Habitat maps of the marine environment are required to provide a better understanding of the distribution and extent of marine habitats, both at particular protected sites and across the wider environment. Knowledge of the distribution of marine habitats serves to establish sensible approaches to the conservation needs of each habitat and to facilitate better management of the marine environment through an understanding of how particular human activities are undertaken in relation to marine habitats.
 
Seabed habitat maps for the UK continental shelf area are currently being updated as part of UKSeaMap 2010. UKSeaMap 2010 will use the EUNIS habitat classification system to classify seabed habitats. Results from the project will be made available in Spring 2010. 
 
JNCC led a 3-year international marine habitat mapping programme entitled 'Development of a framework for Mapping European Seabed Habitats', or MESH for short, which started in spring 2004. A consortium of 12 partners across the UK, Ireland, the Netherlands, Belgium and France gained financial support from the EU INTERREG IIIB fund for this international marine habitat mapping programme.
 
A Review of Marine Nature Conservation (RMNC) was established in 1999, by Defra, to examine how effectively the UK system for protecting nature conservation in the marine environment is working and make proposals for improvements.  The final report was submitted to Ministers. As a contribution to the RMNC a pilot scheme was undertaken in the Irish Sea  to test the potential for an ecosystem approach to managing the marine environment at a regional sea scale.
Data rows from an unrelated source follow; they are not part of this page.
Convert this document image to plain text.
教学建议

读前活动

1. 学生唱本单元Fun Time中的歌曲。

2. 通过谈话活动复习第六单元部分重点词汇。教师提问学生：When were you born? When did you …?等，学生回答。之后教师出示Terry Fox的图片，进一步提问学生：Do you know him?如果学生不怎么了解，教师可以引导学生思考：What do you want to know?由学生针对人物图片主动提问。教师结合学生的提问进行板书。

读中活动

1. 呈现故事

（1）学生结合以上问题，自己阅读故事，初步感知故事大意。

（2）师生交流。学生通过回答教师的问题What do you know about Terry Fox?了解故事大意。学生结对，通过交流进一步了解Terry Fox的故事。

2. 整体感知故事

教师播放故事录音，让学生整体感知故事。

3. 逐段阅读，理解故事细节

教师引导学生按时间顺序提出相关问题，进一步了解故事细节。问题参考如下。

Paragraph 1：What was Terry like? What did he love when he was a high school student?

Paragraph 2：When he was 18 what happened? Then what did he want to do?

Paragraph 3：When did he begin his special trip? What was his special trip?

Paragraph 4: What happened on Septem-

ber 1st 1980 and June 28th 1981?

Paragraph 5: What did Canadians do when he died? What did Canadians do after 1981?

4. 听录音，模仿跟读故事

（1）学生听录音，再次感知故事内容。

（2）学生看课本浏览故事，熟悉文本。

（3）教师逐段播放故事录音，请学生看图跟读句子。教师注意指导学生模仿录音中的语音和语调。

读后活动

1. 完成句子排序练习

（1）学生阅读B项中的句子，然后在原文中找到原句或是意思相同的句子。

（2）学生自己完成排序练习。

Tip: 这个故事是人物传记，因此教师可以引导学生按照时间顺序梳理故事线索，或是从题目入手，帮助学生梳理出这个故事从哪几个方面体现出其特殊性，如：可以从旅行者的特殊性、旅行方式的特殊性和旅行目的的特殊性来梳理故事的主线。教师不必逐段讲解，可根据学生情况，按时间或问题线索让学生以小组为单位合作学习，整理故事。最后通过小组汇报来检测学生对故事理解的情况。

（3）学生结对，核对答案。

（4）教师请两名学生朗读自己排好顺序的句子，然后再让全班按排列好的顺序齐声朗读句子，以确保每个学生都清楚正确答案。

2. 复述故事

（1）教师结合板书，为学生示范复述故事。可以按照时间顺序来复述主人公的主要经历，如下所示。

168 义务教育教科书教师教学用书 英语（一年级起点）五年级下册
The Irish Sea pilot project, led by JNCC commenced in 2002 and included the development of a broadscale ecological map of seabed and water column features-'marine landscape' maps. 
 
This approach to broadscale mapping, has being extended in the UKSeaMap 2006 project to cover the rest of the UK continental shelf.
 
Sonar Scan image © JNCC/English Nature With increasing pressure being put on our coastal and offshore marine environment through industry and leisure activities, new methods and technologies are required to allow rapid site evaluation and appraisal. Such technologies already in use include Acoustic Ground Discrimination Systems(AGDS), Multi-beam and Side-Scan sonar. JNCC has produced a Marine Monitoring Handbook that holds procedural guidelines to many of these techniques and technologies. Further work is underway within MESH on protocols and standards for habitat mapping.
 
In addition, JNCC contributes to International Council for the Exploration of the Sea (ICES) work on marine habitat mapping through the ICES Working Group on Marine Habitat Mapping (WGMHM). JNCC's David Connor has been chair of the ICES WGMHM since 2003. JNCC also provides advice to the UK conservation agencies (CCW, EHS, SNH, Natural England (formally English Nature)), Government bodies and others on various mapping techniques and technologies.